東洋経済オンライン / 2019年10月12日 7時0分

日本政府が韓国を「ホワイト国」から除外したことを受け、ソウル市内で行われた日本製品ボイコットのデモ(写真:AP/アフロ)

今年7月に日本政府が韓国に対して輸出管理を強化したことに反発し、韓国で日本製品に対する不買運動が勃発。その勢いは現在も衰えていない。

当初、日本政府と日本企業は「影響は一時的」との反応を見せていたが、自動車の販売台数をはじめ、日本の製造業を代表する企業の製品に影響が出ている。

■韓国の日産に「撤退説」が浮上

韓国の産業通商資源省によれば、今年8月に韓国で販売された輸入自動車は前年同期比で4.6%減少し、うち日本車は56.9%減少した。
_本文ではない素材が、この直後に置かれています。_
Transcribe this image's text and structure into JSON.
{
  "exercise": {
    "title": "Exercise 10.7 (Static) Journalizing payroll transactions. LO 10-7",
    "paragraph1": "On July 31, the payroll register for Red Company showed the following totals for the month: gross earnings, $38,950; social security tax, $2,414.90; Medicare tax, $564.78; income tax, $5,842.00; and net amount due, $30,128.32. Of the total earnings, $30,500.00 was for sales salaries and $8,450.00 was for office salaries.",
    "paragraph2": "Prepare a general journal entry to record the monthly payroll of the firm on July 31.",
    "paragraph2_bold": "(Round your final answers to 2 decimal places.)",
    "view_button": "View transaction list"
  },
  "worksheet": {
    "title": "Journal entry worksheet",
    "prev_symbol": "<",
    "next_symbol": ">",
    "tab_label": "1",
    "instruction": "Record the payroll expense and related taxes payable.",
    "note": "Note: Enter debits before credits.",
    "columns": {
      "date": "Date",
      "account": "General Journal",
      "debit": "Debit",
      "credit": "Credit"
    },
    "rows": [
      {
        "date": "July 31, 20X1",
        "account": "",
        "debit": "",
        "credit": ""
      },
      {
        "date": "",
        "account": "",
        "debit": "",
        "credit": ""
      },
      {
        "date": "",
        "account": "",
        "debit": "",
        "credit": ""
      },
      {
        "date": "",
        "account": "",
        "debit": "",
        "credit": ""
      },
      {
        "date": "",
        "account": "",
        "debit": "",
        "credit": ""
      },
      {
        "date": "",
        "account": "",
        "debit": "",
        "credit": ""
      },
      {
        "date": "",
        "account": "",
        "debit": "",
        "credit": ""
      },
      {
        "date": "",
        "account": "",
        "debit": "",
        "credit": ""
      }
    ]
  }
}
日産は84.4%減、ホンダは80.9%減。日産の高級車ブランドである「インフィニティ」は68.0%減、トヨタ59.1%減と日本車の販売はこぞって減少している。

不買運動が起きる前の今年6月、日本車の自動車販売全体に占めるシェアは20.4%だったが、8月には7.7%にまで縮小した。

さらに、イギリスのフィナンシャルタイムズは9月6日、「日産が韓国市場からの撤退を検討中」と報道した。京畿(キョンギ)道・龍仁(ヨンイン)市にあった日産の展示場が閉鎖され、韓国日産のホ・ソンジュン代表は9月17日、新車「ニューマキシマ」を発売開始の際に「大切な韓国のユーザーに最高の製品とサービスを提供するため最善を尽くすことが韓国日産の使命」と述べ、韓国からの撤退説を一蹴した。

とはいえ、安全性と品質の両面で韓国人に評価されてきた日本車の危機を端的に示す一例だ。

韓国人を大いに満足させていた日本産ビールもまた、不買運動によって大きな打撃を受けている。

韓国関税庁によれば、今年8月の日本からのビールの輸入額は22万3000ドル(約2390万円)で、前年同期の756万6000ドル(約8億1700万円)の34分の1にまで減少した。日本のビールはこの10年間、韓国の輸入ビール市場で不動の1位だった。アサヒやキリン、サントリーなど日本のビールがそれだけ韓国人ののどを潤してきた。

しかし、日本のビールは不買運動が始まった7月の輸入額が434万2000ドル(約4億6500万円)にとどまり、ベルギーとアメリカの後塵を拝し、3位に転落した。8月にはフランス、メキシコ、香港勢にも押され13位にまで落ち込んだ。

コンビニなど流通業界での不買運動の影響が及び、とくに日本産ビールに対する割引セールが中断された影響が大きかった。

■ユニクロや無印良品、ABCマートも苦戦

ファッション業界ではSPAブランドとして名声を得ていたユニクロの苦戦が目立つ。不買運動のためだが、不買運動の初期に日本の本社の役員が「韓国での不買運動は長く続かない」と発言したことが広がり、韓国世論からの集中砲火を浴びた。後に同社は謝罪したが、不買運動を止めることはできなかった。